Поначалу предполагалось, что и Ульяновы будут добиваться перевода из Шуши в более цивилизованное место, хотя бы в тот же Минусинск — как-никак, а город. Но чем больше проходило времени, тем решительней Владимир Ильич стал противиться этому. Ибо выяснилась старая и простая истина, что интеллигентская публика с ее безалаберностью, рефлексией, бесконечными разговорами и выяснением отношений — для экстремальных условий ссылки не всегда является наилучшей компанией.
Нередко склоки буквально раздирали ссыльные колонии. Уж в какую, казалось бы, туруханскую дыру попал Мартов, где и изб-то было не более трех десятков, а ссыльных всего-навсего пятеро, но и тут летом 1898 года по вине некоего Петрашека разгорелась свара. «У Юлия в Туруханске, — писал Владимир Ильич матери, — вышла крайне грустная «история»: один из ссыльных (скандалист) поднял против него нелепо-дикие обвинения, последовал разрыв, пришлось разъехаться, Юлий живет теперь один, расхворался, развинтились нервы, не может работать. Упаси, господи, от «ссыльных колоний»! и ссыльных «историй»!»10
А в Минусинске и того хуже… «Сыр-бор, — рассказывает Лепешинский, — загорелся из-за побега одного политического, некоего Райчина, примыкавшего к социал-демократам. Задумавши эмигрировать, Райчин не подготовил к этому акту остальных ссыльных и, несмотря на обещание, данное им Старкову, не удирать раньше известного срока, необходимого остальной колонии, чтобы пообчиститься и приготовиться к возможным полицейским репрессиям после его бегства, слова своего почему-то не сдержал и неожиданно для всех скрылся с горизонта.
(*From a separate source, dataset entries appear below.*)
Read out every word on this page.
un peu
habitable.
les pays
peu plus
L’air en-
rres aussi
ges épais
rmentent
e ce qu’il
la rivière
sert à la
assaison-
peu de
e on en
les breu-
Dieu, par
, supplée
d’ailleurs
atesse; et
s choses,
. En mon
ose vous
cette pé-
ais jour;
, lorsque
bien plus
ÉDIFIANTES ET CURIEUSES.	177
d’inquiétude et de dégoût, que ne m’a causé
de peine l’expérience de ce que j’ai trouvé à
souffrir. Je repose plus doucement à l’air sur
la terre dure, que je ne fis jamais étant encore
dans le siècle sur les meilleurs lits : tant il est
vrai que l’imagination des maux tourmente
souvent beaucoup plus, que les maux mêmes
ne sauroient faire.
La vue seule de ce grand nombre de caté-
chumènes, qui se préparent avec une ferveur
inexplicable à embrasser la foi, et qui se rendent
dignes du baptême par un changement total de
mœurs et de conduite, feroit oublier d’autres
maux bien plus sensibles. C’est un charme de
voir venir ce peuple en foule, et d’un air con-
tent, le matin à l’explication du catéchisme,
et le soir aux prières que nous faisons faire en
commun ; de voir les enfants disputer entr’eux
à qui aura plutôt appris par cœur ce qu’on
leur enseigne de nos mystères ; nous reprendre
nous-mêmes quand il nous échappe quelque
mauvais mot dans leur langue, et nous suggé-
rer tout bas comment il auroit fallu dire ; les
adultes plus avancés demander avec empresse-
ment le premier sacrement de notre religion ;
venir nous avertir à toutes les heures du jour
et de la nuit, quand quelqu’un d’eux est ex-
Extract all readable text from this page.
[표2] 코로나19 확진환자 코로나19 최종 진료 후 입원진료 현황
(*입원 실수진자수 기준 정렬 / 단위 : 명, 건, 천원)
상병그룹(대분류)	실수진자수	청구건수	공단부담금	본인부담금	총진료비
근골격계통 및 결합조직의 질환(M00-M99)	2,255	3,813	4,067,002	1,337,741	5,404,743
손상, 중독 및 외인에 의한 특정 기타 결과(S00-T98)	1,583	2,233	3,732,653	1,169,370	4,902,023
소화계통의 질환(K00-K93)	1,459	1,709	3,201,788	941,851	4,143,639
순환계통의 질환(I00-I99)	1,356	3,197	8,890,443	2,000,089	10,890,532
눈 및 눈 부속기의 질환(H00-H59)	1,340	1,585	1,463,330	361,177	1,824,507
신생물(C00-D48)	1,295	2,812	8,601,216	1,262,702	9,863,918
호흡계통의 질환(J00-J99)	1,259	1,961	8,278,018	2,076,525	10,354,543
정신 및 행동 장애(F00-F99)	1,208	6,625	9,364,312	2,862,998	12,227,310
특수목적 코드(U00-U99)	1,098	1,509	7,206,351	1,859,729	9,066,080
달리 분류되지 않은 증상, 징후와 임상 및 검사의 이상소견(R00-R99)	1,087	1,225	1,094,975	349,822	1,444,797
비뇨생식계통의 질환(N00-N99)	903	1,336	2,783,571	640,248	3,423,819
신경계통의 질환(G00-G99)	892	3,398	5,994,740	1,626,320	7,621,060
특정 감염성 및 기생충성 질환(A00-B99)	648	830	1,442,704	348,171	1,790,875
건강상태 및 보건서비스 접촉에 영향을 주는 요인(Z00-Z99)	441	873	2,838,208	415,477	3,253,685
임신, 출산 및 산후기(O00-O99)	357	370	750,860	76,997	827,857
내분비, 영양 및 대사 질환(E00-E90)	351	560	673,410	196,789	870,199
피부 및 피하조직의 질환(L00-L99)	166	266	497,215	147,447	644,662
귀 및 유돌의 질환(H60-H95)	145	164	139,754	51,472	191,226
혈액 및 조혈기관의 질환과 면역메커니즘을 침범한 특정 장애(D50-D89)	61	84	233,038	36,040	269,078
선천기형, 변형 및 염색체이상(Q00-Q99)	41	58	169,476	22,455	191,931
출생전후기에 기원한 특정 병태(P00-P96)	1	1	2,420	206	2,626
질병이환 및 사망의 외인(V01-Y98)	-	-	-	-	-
Минусинские «аборигены» (Ф. Я. Кон, Тырков, Яковлев, Мельников, Орочко и некоторые другие) подняли шум: свинство, мол, игнорирование элементарных правил ссыльной этики и т. п. В. В. Старков был почему-то взят ими под подозрение в соучастии с Райчиным в заговоре и в нарочитом обмане остальной ссыльной братии. Получилась одна из глупейших историй со всеми характерными признаками ссыльной склоки.